Há dias recebeu o Ministro dos Negócios Estrangeiros antes de este se deslocar a Bruxelas. Ora isso não tem qualquer cobertura constitucional – o Presidente trabalha com o Primeiro Ministro e, a não ser no âmbito desse trabalho, não lhe compete pronunciar-se sobre a política dos negócios estrangeiros . A ida de Portas a Belém só pode entender-se como total e rasteira vassalagem do Governo face a Cavaco, que já rompe caminho contra o contra o SNS proclamando a privatização como garante de justiça social. Cavaco a quem compete, antes de qualquer outro, a defesa da Constituição que jurou é o primeiro a confrontá-la para abrir caminho a Passos Coelho e à Troika.
Ao marcar as recentes eleições legislativas ignorou ostensivamente a ocupação ilegítima de Portugal pelo FMI com a imposição de um programa não sufragado que condicionou de forma irreversível o resultado eleitoral.
III
O mercado financeiro, ou seja a democracia de mercado e o mercado como garante da democracia, anunciados por Cavaco desde sempre, onde se movem os cavaleiros da corrupção, desde os do BPN, ao BPP, ao BCP, às agências de notação, às transferências milionárias – não, não me refiro aos futebolistas – da política para a banca e para as empresas e da banca e das empresas para a política mais a legalização da ilegal fuga de biliões aos impostos através dos off shores, a obscuridade em torno do enriquecimento de quem não tem fontes de rendimento lícitas que o justifiquem, representam o fundamental do desvio do investimento produtivo para a especulação financeira que não mais poderá ser olhada senão como criminosa.
Trata-se, através do mecanismo da dívida soberana, em última instância, da garantia da transferência mais brutal de que há memória, dos rendimentos do trabalho para o capital.
No PS levantam-se dois heróis da história aos quadradinhos que é essa espécie de refundação do socialismo através do capitalismo ético.

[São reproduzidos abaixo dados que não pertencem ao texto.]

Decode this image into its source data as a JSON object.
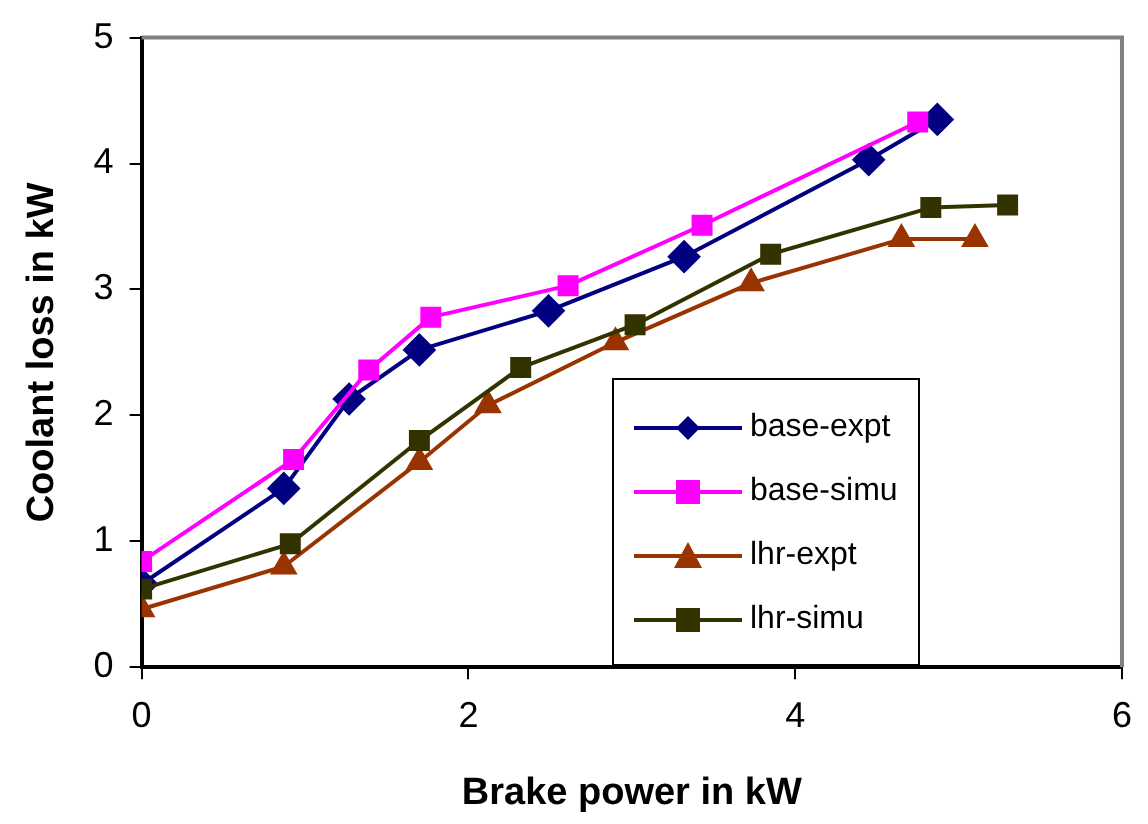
{
  "chart_data": {
    "type": "line",
    "xlabel": "Brake power in kW",
    "ylabel": "Coolant loss in kW",
    "xlim": [
      0,
      6
    ],
    "xticks": [
      0,
      2,
      4,
      6
    ],
    "ylim": [
      0,
      5
    ],
    "yticks": [
      0,
      1,
      2,
      3,
      4,
      5
    ],
    "grid": false,
    "legend": "bottom right",
    "line_style": "solid",
    "series": [
      {
        "name": "base-expt",
        "color": "#000080",
        "marker": "diamond",
        "x": [
          0,
          0.87,
          1.27,
          1.7,
          2.49,
          3.32,
          4.45,
          4.87
        ],
        "values": [
          0.66,
          1.42,
          2.13,
          2.52,
          2.83,
          3.26,
          4.03,
          4.35
        ]
      },
      {
        "name": "base-simu",
        "color": "#ff00ff",
        "marker": "square",
        "x": [
          0,
          0.93,
          1.39,
          1.77,
          2.61,
          3.43,
          4.75
        ],
        "values": [
          0.84,
          1.65,
          2.36,
          2.78,
          3.03,
          3.51,
          4.33
        ]
      },
      {
        "name": "lhr-expt",
        "color": "#993300",
        "marker": "triangle",
        "x": [
          0,
          0.87,
          1.7,
          2.12,
          2.9,
          3.73,
          4.65,
          5.1
        ],
        "values": [
          0.46,
          0.8,
          1.63,
          2.08,
          2.58,
          3.05,
          3.4,
          3.4
        ]
      },
      {
        "name": "lhr-simu",
        "color": "#333300",
        "marker": "square",
        "x": [
          0,
          0.91,
          1.7,
          2.32,
          3.02,
          3.85,
          4.83,
          5.3
        ],
        "values": [
          0.62,
          0.98,
          1.8,
          2.38,
          2.72,
          3.28,
          3.65,
          3.67
        ]
      }
    ]
  }
}
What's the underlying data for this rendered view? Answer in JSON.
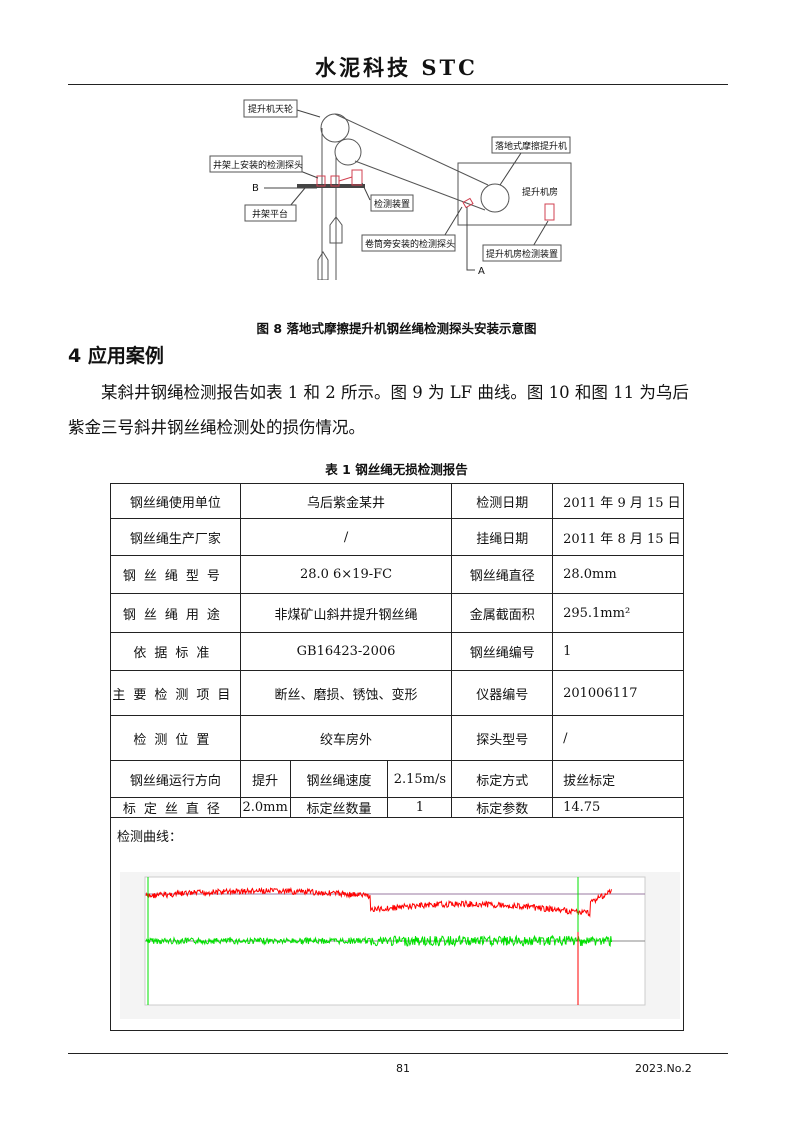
{
  "header": {
    "title": "水泥科技  STC"
  },
  "figure8": {
    "labels": {
      "sheave": "提升机天轮",
      "probe_on_frame": "井架上安装的检测探头",
      "b": "B",
      "platform": "井架平台",
      "device": "检测装置",
      "probe_by_drum": "卷筒旁安装的检测探头",
      "a": "A",
      "friction_hoist": "落地式摩擦提升机",
      "hoist_room": "提升机房",
      "room_device": "提升机房检测装置"
    },
    "caption": "图 8  落地式摩擦提升机钢丝绳检测探头安装示意图"
  },
  "section": {
    "heading": "4   应用案例",
    "paragraph": [
      "某斜井钢绳检测报告如表 1 和 2 所示。图 9 为 LF 曲线。图 10 和图 11 为乌后",
      "紫金三号斜井钢丝绳检测处的损伤情况。"
    ]
  },
  "table1": {
    "caption": "表 1  钢丝绳无损检测报告",
    "rows": [
      [
        "钢丝绳使用单位",
        "乌后紫金某井",
        "检测日期",
        "2011 年 9 月 15 日"
      ],
      [
        "钢丝绳生产厂家",
        "/",
        "挂绳日期",
        "2011 年 8 月 15 日"
      ],
      [
        "钢丝绳型号",
        "28.0 6×19-FC",
        "钢丝绳直径",
        "28.0mm"
      ],
      [
        "钢丝绳用途",
        "非煤矿山斜井提升钢丝绳",
        "金属截面积",
        "295.1mm²"
      ],
      [
        "依据标准",
        "GB16423-2006",
        "钢丝绳编号",
        "1"
      ],
      [
        "主要检测项目",
        "断丝、磨损、锈蚀、变形",
        "仪器编号",
        "201006117"
      ],
      [
        "检测位置",
        "绞车房外",
        "探头型号",
        "/"
      ]
    ],
    "row8": [
      "钢丝绳运行方向",
      "提升",
      "钢丝绳速度",
      "2.15m/s",
      "标定方式",
      "拔丝标定"
    ],
    "row9": [
      "标定丝直径",
      "2.0mm",
      "标定丝数量",
      "1",
      "标定参数",
      "14.75"
    ],
    "curve_label": "检测曲线："
  },
  "chart_data": {
    "type": "line",
    "grid": false,
    "series_colors": {
      "lma": "#ff0000",
      "lf": "#00e000",
      "markers": [
        "#00e000",
        "#ff0000"
      ],
      "reference": "#9a7aa0"
    }
  },
  "footer": {
    "page": "81",
    "issue": "2023.No.2"
  }
}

Eis uma boa forma de esquecer todo o papel do PS no reforço das políticas neo-liberais no nosso país. Reivindica-se o papel da Internacional Socialista para forçar a cruzada contra as agências de notação, nesta espécie de ida ao confessionário, dizer as três avé-marias e seis padres-nossos, e continuar as pulantices sugeridas ou impostas pela vida real.
E a vida real é que, como dizia Espinoza, o manipulador mafioso do agregado de toda vida política, religiosa, militar, económica e financeira, em Itália, segundo a série «La Piovra» (O Polvo), ao polícia bom, o nosso amigo Conrado, que combatia ou pensava combater a corrupção: «a corrupção é o lubrificante do capitalismo». Nada melhor que uma série televisiva para validar uma asserção tão radical como esta. Qual Marx, qual quê!...
A democracia é o inimigo do capitalismo de forma cada vez mais óbvia. E, portanto, a luta contra a Moody’s, contra os off-shores, contra a corrupção, hoje, quando o capitalismo para sobreviver já não consegue disfarçar o seu carácter monstruoso, incapaz de permitir qualquer ideia nova e transformadora, passa pela luta sem quartel em defesa e aprofundamento da democracia.
E podemos contar com as putativas virgens assustadas mas sempre veneradoras, como os «refundadores» que descobrem um oportunamente anquilosado PS para poderem transformar, agora sim é que é, no PS das bases. Desde que estas estejam dispostas a correr atrás de quem lhes promete que a base ética do capitalismo será preservada e que a obtenção do lucro máximo será ao mesmo tempo a garantia da base ética dos negócios na bolsa democrática.
Como elas abraçam (com reservas quanto aos excessos) a Troika, o PSD e o CDS!; aos quais se junta seráfico, sensato e ponderado o Cardeal Patriarca que elogiou a justa consideração de Passos Coelho ao não penalizar o subsídio de Natal da grande maioria, ou seja dos mais pobres, apontando à ética capitalista o trilho do Senhor: quando todos forem pobres não mais haverá penalização do subsídio de Natal.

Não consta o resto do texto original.